What is missing in the pedagogy section is the need to question the use of ability grouping, setting and streaming – all of which contribute to school
failure. The emphasis National Standards is in conflict with personalised
teaching – the over focus on literacy and numeracy, divorced from the inquiry
programme in primary schools; and streaming and compartmentalised subject
teaching in secondary schools, is unhelpful. Such approaches have their
genesis in a past industrial sorting and grading era and contribute to school failure by discouraging the development of
multi-disciplinary teaching teams at the secondary level, vital to develop
integrated inquiry based personalised learning. A greater emphasis on developing the diverse gifts and talents of all
students would also be valuable.
The concept
of interpreting teaching itself as inquiry is also vital to develop positive
learning environment for all learners. Through such inquiries teachers
evaluate the success of and continually modify their teaching.
The curriculum document offers schools ‘the
scope, flexibility and authority they need to design and shape their curriculum
so that teaching and learning is meaningful to their particular communities.
In turn the design of each school’s curriculum should allow teachers the scope
to make interpretations in response to the particular needs, interests, and
talents of individuals and groups of students in their classes.’
If the spirit of the document, the values,
principles, key competencies and inquiry based programmes integrating the various Learning Areas, were to be implemented schools would be transformed
and this would ensure ‘the realisation of a vision of young people who will be
confident, connected, actively involved lifelong learners’.
This obviously not the case now – and
National Standards are not the answer but literacy and numeracy are still
important. In years 1-6, the curriculum states ‘teaching and learning
programmes are developed through a wide range of experiences across all
learning areas, with a focus on literacy and numeracy along with the
development of values and key competencies.’
Currently it seems like the assessment tail
is wagging the dog! The curriculum offers sensible advice on assessment with
the focus on ‘improving students’ learning and teachers’ teaching’.
‘Assessment’, it states, ‘for the purpose of improving student learning is best
understood as an on-going process that arises out of the interaction between
teaching and learning’. ‘Much of this assessment is “of the moment” …..taking
place in the mind of the teacher, who then uses the insights gained to shape
their actions as they continue to work with their students.’ Surely the best
assessment is to be seen in the actions and behaviours of the students and by
what they can perform, exhibit, demonstrate, or show in their portfolios.
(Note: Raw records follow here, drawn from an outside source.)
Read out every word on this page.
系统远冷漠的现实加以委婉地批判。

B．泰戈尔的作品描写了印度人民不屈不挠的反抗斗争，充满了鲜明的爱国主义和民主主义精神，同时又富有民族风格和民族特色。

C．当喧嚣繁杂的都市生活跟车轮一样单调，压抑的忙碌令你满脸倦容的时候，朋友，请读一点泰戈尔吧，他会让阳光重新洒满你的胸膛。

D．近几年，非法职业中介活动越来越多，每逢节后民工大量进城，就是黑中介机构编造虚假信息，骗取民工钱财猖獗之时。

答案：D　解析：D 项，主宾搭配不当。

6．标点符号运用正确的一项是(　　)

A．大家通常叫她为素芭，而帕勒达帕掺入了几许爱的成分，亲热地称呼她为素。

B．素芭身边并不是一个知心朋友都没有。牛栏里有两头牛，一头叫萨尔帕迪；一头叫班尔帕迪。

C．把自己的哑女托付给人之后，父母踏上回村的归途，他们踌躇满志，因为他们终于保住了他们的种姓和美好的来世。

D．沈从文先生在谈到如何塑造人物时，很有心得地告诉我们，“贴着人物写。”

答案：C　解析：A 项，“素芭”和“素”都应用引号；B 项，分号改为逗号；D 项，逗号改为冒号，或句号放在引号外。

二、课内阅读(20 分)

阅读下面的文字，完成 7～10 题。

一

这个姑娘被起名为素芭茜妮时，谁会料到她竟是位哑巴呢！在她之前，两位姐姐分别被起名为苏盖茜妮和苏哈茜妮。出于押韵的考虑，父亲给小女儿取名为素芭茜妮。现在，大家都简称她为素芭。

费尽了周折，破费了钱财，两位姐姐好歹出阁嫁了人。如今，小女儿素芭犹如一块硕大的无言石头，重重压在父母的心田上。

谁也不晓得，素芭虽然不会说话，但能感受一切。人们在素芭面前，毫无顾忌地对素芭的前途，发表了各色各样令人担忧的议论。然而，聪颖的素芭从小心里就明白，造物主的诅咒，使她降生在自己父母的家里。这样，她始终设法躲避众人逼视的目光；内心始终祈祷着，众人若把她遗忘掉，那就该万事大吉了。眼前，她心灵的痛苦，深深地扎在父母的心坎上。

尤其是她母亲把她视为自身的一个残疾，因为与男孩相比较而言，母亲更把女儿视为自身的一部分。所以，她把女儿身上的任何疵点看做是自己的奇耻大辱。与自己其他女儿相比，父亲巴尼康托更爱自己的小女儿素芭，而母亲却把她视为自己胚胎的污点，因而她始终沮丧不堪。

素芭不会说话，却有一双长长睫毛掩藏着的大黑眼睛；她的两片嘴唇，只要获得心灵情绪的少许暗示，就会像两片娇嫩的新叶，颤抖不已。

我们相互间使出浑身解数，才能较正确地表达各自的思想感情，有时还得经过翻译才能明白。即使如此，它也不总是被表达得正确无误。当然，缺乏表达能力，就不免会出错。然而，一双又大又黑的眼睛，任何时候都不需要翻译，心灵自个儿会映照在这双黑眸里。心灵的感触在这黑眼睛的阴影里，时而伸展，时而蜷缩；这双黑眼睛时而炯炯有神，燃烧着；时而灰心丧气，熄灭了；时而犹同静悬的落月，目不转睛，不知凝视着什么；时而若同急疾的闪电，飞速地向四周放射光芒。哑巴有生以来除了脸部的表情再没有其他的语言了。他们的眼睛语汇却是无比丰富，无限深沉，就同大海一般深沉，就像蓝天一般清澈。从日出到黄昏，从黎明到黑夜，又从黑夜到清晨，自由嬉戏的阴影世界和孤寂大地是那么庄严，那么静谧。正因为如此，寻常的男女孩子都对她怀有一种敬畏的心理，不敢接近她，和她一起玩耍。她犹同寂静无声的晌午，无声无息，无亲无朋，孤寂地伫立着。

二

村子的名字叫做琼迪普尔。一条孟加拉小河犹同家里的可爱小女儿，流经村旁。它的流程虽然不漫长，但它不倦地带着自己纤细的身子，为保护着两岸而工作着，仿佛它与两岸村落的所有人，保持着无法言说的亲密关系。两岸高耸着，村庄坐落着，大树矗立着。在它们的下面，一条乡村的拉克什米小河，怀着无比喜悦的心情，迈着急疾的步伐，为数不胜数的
The curriculum is underwritten ‘with the
premise that all students can learn and succeed and should recognise that, as
all students are individuals, their learning may call for different
approaches….and different goals’.
The 2007 New Zealand Curriculum has yet to
be fully implemented – at best schools are tinkering around the edges – at
worst totally distracted by the reactionary demands of National Standards.Jane Gilbert, in her book ‘Catching the Knowledge Wave’ NZCER reprinted 2008,
writes, ‘we can’t do more of what we are currently doing… we cannot add new
ideas to an old framework’. And adds we need to ‘develop a new public
understanding about what we think and hope our education can do for people’.
It is time now to put the challenges of the
curriculum at centre stage.
3 comments:
Good job with the post.
Thank you for sharing.
This is a fantastic reminder of why we are in the job - to give EVERY young person the tools they need to reach their potential.. in whatever area that means... personalised learning is key.. and understanding how to use and create knowledge, not regurgitating knowledge should be the future focus of our schools. Nice to have someone to remind us of that!!! National Standards are such a backwards take on how learning should be viewed.. Shame shame shame!
Thanks for your comments Sarah. Really appreciated. It is important that teachers begin to fight back before the next election.